Soon Thomas is in among the men-at-arms and then he is through the lines, where the archers are wild, savage with the glee of having survived. They are roaring with laughter, suddenly very physical, hugging one another, kissing one another, thumping one another, congratulating themselves on a thing done well. Every man is steaming, as if on fire, but they’ve suffered not one casualty. Not one.

The archery duel is over, and there is no question which side has carried it.

But the laughter stops and each man is silent as back up the slope the two lines meet. The din is a savage rippling crash, the shriek of steel sliding against steel and the drumming thunder of a thousand hammers falling on their fellows.

Now the ale has arrived, dragged up the slope from the village on the beds of three wagons pulled by teams of six long-horned oxen, and there are fires being lit. Ale and bread and soup, chilled and viscous, better than anything Thomas has ever tasted, drunk from his helmet. Men are letting ale pour down their chins and into their clothes, laughing again. One ale woman has fists bigger than Thomas’s, and in one of them she carries a stout club with which to keep order.

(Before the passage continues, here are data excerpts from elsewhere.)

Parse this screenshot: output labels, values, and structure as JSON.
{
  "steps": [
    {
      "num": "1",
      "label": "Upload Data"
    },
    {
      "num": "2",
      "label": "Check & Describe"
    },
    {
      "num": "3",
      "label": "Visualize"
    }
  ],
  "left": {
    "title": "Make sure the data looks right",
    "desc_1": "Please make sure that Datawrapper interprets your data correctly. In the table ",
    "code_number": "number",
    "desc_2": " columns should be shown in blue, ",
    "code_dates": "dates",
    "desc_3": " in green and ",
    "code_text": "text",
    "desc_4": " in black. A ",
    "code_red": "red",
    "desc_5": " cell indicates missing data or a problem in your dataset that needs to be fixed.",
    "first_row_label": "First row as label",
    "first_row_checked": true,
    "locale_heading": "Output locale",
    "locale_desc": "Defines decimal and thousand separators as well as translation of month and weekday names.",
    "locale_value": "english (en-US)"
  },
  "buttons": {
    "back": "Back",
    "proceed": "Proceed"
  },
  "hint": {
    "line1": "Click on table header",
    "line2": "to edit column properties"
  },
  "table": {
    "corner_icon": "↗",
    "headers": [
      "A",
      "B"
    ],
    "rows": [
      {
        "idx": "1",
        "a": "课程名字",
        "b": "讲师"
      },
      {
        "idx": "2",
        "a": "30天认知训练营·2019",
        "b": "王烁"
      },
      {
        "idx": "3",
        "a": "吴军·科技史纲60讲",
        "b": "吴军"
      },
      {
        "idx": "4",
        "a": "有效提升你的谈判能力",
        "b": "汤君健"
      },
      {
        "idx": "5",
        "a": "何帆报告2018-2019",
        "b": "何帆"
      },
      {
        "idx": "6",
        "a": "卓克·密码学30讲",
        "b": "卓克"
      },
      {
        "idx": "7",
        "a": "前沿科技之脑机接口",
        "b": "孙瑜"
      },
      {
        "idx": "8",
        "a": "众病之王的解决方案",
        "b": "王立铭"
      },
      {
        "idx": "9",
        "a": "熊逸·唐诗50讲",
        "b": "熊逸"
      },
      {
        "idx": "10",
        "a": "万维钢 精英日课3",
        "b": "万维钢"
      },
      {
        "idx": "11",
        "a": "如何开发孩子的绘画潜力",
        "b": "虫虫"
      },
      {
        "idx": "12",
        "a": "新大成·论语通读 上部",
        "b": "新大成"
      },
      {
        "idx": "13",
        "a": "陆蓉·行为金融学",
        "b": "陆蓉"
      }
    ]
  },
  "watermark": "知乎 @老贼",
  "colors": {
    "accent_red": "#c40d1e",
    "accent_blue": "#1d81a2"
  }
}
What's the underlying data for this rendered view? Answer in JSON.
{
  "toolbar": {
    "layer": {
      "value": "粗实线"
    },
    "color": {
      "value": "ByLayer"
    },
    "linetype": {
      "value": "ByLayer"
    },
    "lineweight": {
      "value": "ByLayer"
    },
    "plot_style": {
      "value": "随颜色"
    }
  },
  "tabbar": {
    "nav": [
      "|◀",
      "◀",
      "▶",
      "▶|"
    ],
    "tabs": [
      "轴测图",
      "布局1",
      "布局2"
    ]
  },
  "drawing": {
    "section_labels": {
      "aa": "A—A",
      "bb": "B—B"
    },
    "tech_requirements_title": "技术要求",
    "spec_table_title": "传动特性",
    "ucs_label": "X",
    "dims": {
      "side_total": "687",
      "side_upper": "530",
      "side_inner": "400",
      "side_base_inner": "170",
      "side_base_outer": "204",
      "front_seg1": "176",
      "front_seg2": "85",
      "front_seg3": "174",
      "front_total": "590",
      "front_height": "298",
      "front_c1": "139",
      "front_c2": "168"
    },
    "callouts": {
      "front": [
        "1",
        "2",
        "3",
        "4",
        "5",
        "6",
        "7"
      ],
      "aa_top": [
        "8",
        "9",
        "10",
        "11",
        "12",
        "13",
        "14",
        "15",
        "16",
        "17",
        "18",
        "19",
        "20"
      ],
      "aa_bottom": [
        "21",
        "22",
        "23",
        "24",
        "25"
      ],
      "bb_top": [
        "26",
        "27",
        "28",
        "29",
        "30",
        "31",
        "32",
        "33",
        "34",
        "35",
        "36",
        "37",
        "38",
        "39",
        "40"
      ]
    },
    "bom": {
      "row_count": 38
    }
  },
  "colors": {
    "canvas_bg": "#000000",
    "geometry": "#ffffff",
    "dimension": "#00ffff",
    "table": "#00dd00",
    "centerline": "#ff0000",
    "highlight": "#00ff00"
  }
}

She opens the spigots on the barrels but keeps her gaze fixed on the hillside behind them, ever alive to the sway of the fighting, knowing that she’ll never see another dawn if it goes badly.

Thomas gulps his ale and tears at his hard black bread. Christ, it is good. John Perers appears at his side, looking crafty, pleased with himself. He has to raise his voice above the noise of the fighting and the shouting men, the constant wall of noise that rolls back from the front like a physical force.

‘Saw that flag o’ yours,’ he shouts.

Thomas lurches, pours away his ale, puts aside the bread. Takes Perers’s elbow.